The functions as described previously are not really useful on their own: they rather form the groundwork for a higher layer which performs the actual modifications according to the objects' state.
We decided to use the mediator pattern as mentioned in the SDO whitepaper. Each mediator is specific to the used backend, so there could be an EJB mediator if the value objects have entity beans as counterparts, or an HibernateMediator which would transfer the version information in calls to the hibernate persistence layer. The only implemented mediator for now is the DemoMediator, which is used by the Webstart Demo application.
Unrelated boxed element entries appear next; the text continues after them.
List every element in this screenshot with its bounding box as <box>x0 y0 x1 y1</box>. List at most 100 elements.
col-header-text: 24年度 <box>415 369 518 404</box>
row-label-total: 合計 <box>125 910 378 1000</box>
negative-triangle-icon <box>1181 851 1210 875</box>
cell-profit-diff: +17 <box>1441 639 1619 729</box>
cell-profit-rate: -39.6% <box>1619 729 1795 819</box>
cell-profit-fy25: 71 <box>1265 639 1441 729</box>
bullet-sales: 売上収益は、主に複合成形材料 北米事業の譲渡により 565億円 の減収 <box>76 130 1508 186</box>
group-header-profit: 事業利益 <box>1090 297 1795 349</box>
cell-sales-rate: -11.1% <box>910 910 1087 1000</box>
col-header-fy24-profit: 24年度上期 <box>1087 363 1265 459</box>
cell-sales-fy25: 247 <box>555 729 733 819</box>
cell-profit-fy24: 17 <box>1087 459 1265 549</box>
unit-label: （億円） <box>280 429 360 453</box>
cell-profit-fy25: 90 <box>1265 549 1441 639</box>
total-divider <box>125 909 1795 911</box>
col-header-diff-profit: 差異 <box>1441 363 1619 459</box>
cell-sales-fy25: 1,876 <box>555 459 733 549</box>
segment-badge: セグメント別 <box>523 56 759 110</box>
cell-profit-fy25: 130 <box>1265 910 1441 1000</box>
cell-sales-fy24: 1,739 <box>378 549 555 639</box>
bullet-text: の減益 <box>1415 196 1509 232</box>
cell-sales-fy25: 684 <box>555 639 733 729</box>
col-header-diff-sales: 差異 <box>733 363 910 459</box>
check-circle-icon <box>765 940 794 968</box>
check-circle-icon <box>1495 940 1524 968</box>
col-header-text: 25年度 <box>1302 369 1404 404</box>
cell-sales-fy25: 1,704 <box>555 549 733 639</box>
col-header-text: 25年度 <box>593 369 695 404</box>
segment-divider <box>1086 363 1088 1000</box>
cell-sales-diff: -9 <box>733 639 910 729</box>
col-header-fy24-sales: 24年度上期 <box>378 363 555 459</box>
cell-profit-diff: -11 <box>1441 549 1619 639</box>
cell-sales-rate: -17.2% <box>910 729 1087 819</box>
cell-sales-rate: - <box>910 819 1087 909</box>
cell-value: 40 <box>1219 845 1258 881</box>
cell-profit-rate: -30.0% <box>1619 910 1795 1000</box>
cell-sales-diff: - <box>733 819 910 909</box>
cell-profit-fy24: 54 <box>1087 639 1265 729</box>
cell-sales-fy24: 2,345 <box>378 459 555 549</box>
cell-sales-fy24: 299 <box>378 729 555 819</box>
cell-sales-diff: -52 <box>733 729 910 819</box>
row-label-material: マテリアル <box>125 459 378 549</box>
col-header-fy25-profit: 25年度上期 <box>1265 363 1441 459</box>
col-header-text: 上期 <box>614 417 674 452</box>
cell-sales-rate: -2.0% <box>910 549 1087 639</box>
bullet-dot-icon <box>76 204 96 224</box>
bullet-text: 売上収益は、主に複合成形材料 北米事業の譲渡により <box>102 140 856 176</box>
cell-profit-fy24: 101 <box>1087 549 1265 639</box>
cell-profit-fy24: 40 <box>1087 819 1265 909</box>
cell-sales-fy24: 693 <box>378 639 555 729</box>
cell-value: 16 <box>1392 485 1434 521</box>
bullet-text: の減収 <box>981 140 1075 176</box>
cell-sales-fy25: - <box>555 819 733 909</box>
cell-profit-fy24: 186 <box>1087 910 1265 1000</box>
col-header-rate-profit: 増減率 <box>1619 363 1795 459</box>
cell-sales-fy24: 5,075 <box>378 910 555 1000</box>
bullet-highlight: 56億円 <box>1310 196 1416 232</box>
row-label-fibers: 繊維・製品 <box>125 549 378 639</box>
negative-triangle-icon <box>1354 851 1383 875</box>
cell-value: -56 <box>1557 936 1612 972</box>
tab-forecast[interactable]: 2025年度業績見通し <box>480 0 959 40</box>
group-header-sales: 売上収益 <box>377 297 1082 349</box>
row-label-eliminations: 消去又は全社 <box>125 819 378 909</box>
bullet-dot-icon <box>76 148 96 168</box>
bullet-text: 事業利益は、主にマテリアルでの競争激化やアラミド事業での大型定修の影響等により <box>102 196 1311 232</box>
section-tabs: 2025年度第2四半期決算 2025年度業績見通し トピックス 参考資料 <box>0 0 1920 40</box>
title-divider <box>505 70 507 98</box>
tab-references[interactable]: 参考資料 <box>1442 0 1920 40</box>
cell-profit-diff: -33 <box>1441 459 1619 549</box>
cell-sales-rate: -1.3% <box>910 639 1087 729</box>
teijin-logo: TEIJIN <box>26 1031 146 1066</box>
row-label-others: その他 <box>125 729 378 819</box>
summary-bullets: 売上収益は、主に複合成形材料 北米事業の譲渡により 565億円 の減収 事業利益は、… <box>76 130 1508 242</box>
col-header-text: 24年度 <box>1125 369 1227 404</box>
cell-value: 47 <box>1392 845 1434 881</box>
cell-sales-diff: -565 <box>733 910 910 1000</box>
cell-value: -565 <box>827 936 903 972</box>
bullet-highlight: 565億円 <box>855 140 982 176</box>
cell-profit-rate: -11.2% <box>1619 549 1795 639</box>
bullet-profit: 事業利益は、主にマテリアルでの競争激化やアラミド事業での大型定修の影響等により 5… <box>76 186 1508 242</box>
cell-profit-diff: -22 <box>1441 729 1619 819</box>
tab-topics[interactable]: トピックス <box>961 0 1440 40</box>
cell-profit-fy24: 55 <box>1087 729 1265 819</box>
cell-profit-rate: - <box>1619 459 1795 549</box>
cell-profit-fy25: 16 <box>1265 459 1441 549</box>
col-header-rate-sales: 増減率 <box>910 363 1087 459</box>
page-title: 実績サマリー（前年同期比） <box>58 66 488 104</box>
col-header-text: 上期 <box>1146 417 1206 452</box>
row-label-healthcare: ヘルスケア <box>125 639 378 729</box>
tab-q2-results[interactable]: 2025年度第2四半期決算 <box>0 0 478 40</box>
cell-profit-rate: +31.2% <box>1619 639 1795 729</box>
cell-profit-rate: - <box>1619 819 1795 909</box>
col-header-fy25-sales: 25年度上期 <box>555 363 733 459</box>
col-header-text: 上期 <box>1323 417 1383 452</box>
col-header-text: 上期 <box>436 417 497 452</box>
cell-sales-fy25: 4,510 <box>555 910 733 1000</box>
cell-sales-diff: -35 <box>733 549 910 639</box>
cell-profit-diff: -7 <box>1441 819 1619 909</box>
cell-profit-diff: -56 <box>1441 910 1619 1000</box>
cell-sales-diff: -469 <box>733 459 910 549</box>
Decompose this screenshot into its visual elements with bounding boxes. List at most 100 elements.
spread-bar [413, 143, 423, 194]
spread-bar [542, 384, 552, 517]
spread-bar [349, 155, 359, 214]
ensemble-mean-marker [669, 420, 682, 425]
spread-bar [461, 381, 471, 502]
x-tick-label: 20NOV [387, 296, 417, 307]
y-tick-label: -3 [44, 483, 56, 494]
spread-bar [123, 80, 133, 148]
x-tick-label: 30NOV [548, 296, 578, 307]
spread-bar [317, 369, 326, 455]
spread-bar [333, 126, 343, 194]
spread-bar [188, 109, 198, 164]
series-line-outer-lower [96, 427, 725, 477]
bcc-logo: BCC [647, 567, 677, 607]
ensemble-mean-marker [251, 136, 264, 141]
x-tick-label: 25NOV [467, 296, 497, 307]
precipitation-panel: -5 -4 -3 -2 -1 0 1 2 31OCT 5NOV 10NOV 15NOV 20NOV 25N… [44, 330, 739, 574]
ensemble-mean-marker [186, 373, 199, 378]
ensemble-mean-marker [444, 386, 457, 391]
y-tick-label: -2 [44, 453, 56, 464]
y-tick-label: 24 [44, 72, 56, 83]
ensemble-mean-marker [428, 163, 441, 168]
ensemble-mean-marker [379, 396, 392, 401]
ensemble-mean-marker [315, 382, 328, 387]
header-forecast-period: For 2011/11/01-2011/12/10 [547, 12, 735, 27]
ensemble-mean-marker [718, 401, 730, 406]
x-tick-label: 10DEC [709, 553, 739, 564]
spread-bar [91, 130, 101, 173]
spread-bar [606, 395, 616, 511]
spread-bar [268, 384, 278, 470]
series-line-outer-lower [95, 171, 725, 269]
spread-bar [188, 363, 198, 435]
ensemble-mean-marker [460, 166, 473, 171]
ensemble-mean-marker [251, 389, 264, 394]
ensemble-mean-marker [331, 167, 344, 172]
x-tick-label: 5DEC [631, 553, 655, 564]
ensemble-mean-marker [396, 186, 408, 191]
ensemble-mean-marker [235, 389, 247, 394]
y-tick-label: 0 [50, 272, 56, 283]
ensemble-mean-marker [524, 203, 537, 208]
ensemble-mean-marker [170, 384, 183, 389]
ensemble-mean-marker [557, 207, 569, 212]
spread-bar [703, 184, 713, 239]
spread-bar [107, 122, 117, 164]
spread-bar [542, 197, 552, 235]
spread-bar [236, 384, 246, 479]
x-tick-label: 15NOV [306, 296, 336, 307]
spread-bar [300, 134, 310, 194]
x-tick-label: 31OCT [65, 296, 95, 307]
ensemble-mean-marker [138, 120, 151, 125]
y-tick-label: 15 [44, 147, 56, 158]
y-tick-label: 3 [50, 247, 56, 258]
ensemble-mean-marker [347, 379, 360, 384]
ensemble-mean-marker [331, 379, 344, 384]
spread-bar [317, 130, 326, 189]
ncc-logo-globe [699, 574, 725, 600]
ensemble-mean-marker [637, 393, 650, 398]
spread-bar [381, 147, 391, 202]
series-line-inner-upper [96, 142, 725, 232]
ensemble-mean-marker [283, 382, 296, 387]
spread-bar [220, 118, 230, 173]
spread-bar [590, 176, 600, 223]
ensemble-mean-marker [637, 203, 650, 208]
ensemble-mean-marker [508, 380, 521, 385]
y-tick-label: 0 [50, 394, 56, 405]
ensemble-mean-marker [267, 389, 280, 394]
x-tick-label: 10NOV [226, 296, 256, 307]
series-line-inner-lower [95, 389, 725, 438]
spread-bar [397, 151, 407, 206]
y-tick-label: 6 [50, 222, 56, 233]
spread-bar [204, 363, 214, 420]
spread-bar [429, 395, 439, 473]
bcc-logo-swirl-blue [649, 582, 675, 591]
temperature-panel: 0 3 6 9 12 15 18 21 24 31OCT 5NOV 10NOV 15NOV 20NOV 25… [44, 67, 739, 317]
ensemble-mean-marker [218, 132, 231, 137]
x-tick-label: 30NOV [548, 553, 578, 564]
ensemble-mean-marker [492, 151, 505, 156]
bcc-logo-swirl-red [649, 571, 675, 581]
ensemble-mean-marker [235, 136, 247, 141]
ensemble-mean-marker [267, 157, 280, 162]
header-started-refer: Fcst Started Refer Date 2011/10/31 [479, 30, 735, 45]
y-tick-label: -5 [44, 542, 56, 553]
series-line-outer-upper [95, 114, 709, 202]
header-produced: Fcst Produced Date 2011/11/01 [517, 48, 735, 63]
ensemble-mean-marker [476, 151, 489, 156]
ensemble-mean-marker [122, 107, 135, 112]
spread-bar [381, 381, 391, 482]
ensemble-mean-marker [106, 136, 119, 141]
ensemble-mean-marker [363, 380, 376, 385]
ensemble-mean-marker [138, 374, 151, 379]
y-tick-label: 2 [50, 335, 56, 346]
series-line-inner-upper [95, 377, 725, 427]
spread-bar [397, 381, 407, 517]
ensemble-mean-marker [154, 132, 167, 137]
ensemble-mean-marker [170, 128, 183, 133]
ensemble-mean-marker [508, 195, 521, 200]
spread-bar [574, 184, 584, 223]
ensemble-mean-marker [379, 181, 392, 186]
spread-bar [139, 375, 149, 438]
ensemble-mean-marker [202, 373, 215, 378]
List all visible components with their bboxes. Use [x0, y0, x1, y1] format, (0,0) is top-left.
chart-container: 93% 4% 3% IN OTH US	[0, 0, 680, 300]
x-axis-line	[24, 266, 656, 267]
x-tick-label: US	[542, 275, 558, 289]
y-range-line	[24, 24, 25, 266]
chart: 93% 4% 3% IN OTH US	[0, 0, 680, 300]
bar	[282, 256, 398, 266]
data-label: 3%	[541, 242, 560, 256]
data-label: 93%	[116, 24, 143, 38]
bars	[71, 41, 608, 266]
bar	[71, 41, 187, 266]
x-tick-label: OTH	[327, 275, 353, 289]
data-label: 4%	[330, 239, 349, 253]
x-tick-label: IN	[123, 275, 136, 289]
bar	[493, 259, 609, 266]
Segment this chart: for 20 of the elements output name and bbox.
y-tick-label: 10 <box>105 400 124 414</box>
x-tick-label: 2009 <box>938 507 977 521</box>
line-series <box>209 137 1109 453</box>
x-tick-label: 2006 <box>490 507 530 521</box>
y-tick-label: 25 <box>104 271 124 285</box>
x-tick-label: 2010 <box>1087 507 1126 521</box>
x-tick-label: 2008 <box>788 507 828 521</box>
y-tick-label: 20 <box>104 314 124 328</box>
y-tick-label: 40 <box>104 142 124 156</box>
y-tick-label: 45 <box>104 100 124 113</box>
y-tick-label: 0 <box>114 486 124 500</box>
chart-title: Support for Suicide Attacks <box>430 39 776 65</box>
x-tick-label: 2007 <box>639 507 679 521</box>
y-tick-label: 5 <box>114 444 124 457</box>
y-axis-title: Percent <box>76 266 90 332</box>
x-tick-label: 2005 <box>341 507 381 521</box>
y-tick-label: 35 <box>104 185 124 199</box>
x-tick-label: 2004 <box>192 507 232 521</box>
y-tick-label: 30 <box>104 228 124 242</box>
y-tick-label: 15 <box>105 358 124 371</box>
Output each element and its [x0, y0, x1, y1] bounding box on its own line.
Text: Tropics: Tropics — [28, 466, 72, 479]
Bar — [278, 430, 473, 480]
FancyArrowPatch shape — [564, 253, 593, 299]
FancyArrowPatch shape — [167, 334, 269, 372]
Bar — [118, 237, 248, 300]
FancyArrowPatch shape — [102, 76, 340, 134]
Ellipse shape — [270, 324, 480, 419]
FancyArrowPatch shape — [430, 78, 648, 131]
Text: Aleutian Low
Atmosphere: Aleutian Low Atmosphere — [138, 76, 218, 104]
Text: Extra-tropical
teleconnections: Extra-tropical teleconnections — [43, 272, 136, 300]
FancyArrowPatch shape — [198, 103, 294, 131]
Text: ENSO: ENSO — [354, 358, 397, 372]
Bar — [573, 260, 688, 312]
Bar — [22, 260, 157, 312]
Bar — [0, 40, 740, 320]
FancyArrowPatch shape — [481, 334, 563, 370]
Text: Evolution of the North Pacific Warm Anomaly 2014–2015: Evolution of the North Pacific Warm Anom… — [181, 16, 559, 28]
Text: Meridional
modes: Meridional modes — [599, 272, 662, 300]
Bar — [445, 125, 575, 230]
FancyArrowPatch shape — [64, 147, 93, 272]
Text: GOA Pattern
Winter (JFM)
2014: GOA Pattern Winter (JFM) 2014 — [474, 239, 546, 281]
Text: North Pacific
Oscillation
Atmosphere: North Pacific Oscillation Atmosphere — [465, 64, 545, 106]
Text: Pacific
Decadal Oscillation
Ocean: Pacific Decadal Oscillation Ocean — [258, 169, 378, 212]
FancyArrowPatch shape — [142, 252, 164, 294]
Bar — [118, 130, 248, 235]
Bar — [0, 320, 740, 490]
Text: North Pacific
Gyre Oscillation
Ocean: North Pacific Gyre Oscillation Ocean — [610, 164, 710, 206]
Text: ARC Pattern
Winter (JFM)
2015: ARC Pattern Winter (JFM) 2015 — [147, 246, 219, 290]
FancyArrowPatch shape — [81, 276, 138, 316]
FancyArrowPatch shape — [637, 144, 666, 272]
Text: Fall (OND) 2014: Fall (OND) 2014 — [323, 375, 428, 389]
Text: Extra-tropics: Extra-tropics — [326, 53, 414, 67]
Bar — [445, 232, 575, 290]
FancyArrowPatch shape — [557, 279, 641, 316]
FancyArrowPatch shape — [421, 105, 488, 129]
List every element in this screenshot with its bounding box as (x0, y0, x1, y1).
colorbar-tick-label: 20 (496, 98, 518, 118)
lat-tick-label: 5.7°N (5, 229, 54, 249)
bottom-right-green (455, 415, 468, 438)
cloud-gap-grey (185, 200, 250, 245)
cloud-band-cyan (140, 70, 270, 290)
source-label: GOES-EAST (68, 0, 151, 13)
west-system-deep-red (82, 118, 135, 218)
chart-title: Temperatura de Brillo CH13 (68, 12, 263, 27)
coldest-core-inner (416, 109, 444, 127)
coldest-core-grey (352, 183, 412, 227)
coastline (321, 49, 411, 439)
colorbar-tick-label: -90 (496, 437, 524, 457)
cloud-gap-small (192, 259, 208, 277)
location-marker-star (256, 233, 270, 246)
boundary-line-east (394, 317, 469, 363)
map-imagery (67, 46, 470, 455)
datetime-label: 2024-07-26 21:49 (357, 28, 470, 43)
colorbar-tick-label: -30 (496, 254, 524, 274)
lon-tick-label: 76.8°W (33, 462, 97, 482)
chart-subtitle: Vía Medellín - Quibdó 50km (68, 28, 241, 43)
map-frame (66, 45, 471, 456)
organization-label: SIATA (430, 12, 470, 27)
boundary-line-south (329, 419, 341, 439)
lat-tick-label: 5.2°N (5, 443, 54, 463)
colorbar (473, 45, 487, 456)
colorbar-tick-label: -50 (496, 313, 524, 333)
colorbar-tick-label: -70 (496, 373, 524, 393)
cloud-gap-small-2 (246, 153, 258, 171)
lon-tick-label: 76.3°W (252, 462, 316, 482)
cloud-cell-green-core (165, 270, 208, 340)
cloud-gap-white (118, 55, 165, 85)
The application only sees the mediator interface, which provides very basic operations to manipulate the graph. Using a prototype VO, you ask the mediator to give you the complete graph:
TestVO prototype = new TestVO(); prototype.setId(new Long(0)); TestVO result = myMediator.getGraph(protoype);
This would look for an object with the primary key '0' and populate a value object with the corresponding data. Once you have obtained the graph , you do your modifications and call updateGraph to let the mediator apply your changes:
// perform a modification result.addObject(new TestVO()); // and update myMediator.updateGraph(result);
As the object is versioned, the mediator can use optimistic locking to detect concurrent access and inform the client accordingly (via a ConcurrencyException).
TestVO test = new TestVO(); test.setId(new Long(0)); TestVO result = myMediator.getGraph(test); result.setName("new"); myMediator.updateGraph(result); result.setName("new2"); // try to do a second update without obtaining the last version first myMediator.updateGraph(result); // will throw ConcurrencyException
To delete objects, simply remove them from the container:
// ... TestVO result = myMediator.getGraph(prototype); result.getCollection().clear(); // or remove(Object o) etc. myMediator.updateGraph(result);
Adding objects works in a similar way, just add objects to the container. Note that this only works if the container has been wrapped in a 'smart' container which does the actual work of flagging the objects.